Objectives and learning outcomes of the module
Upon successful completion of this course, a student should:
- Have acquired a sound knowledge and understanding of key concepts and categories regarding Global Englishes
- Have a good understanding of the theoretical models designed to describe and discuss World Englishes
- Be able to critically reflect on the historical, social, and educational implications of the global spread of English
- Have a sound understanding of the themes, issues and debates regarding English and its global evolution into World Englishes
- Have acquired a sound understanding of the structural and sociolinguistic characteristics of Global Englishes
The following transferable skills will be acquired:
- Ability to work independently
- Management of one’s own learning
- Independent, analytical and critical thinking
- Capacity to plan and prioritise work to meet deadlines
- Production of clear, coherent and well organised pieces of academic writing
Total 22 weeks of teaching with a 2 hour lecture per week and a 1 hour tutorial.
Scope and syllabus
The module will cover the following areas:
- A historical overview of the global expansion of English
- English and the British Empire
- Descriptive and theoretical models of World Englishes
- Case studies of World Englishes
- Pidgins and creoles: an introduction
- Current debates and issues in World Englishes
- Globalisation and the spread of English
Following the expansion of the British Empire through various parts of the globe, English has developed into a global language (a world language) and has given rise to a diverse range of regional Englishes across the globe.
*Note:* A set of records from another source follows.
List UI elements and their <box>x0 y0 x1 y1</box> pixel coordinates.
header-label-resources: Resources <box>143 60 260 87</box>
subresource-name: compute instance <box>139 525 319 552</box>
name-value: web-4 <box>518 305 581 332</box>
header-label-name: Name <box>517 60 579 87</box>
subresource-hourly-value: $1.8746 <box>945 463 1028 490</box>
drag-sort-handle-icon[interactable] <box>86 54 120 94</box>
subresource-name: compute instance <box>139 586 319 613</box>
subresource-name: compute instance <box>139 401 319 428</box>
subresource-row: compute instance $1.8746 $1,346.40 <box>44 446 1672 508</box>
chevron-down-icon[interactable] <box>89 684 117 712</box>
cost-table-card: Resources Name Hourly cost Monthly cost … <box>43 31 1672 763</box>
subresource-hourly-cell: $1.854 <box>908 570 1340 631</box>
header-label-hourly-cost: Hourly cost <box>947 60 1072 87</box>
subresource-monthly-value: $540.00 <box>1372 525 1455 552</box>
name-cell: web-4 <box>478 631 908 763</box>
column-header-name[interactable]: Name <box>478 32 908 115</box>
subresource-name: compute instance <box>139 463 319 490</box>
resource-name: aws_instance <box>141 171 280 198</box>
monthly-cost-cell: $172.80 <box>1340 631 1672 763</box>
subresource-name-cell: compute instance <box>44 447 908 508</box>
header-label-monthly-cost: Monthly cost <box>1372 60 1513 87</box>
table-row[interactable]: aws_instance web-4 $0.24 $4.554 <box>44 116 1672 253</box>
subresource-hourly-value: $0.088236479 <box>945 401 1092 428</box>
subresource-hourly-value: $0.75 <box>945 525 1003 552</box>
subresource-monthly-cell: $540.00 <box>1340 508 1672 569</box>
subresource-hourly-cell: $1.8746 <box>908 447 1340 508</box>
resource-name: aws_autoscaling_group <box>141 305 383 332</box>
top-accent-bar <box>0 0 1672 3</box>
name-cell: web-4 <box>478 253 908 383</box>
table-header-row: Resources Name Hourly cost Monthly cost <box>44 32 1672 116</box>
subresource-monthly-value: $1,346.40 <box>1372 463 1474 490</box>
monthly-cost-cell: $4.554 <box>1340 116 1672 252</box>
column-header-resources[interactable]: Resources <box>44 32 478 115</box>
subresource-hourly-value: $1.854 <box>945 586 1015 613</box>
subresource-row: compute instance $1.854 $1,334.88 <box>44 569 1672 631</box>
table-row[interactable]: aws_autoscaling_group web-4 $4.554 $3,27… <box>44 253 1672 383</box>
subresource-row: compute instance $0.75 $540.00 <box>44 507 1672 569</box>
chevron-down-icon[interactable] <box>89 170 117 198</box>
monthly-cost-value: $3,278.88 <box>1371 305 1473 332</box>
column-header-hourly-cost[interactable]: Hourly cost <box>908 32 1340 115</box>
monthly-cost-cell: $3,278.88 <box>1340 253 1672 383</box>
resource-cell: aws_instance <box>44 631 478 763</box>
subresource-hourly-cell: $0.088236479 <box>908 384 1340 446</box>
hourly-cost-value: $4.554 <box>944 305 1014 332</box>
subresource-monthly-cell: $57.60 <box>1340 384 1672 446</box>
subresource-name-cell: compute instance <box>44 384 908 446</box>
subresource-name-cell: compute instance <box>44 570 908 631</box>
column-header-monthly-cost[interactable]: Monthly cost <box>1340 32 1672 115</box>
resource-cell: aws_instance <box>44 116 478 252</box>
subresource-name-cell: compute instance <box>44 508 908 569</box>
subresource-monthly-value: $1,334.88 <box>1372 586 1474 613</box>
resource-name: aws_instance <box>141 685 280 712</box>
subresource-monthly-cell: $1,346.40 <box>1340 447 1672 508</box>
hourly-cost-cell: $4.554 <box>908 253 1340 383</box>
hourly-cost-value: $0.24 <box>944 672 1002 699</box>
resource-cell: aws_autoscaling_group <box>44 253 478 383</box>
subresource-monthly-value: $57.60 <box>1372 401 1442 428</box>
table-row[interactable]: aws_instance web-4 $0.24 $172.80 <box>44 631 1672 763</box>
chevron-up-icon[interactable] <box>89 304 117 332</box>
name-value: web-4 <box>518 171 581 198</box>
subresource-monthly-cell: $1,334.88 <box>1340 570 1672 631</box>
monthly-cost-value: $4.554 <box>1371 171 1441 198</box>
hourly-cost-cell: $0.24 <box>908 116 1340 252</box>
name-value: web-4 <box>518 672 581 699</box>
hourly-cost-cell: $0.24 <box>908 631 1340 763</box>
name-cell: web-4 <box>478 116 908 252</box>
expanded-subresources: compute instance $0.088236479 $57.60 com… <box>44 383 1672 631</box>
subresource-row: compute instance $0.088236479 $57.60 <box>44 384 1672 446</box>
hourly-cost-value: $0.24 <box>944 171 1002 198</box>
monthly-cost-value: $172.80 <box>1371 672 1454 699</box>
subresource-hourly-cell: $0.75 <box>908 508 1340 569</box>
Its spread around the world has seen the language undergo various changes: structural as well as functional. There have been both processes of globalisation and indigenisation. The module will trace these changes. It will also present a number of case studies of different types of Englishes that demonstrate these processes. This will include an introductory coverage of pidgins and creoles linked to English. As part of the case studies, the module will introduce students to the core levels of linguistic analysis such as phonology, morphology, lexicology, syntax, semantics and pragmatics. Finally the course will explore some of the current debates and issues in World Englishes. The final sessions will present current developments regarding English in the context of foreign language learning and the impact of globalisation on the spread of English.
Method of assessment
One three-hour written examination (60%) taken in May/June; an essay of 2,500 words to be submitted on day 1, term 2 (20%); an essay of 2,500 words to be submitted on day 1, term 3 (20%).
- Crystal, D. (2012) English as a Global Language. 2nd edition (Canto Classics). Cambridge: CUP.
- Jenkins, J. (2009) World Englishes: A Resource book for Students. 2nd edition. London: Routledge.
- Wardhaugh, R. (2010) An Introduction to Sociolinguistics. 6th edition. Oxford: Wiley-Blackwell.
- Fromkin, V. A, Rodman, R, & Hyams, N. (2010) An Introduction to Language. 9th edition. Belmont, CA: Wadsworth. (Note: Any earlier edition should be fine)
- Kirkpatrick, A. (2007) World Englishes: implications for international communication and English Language Teaching. Cambridge: CUP.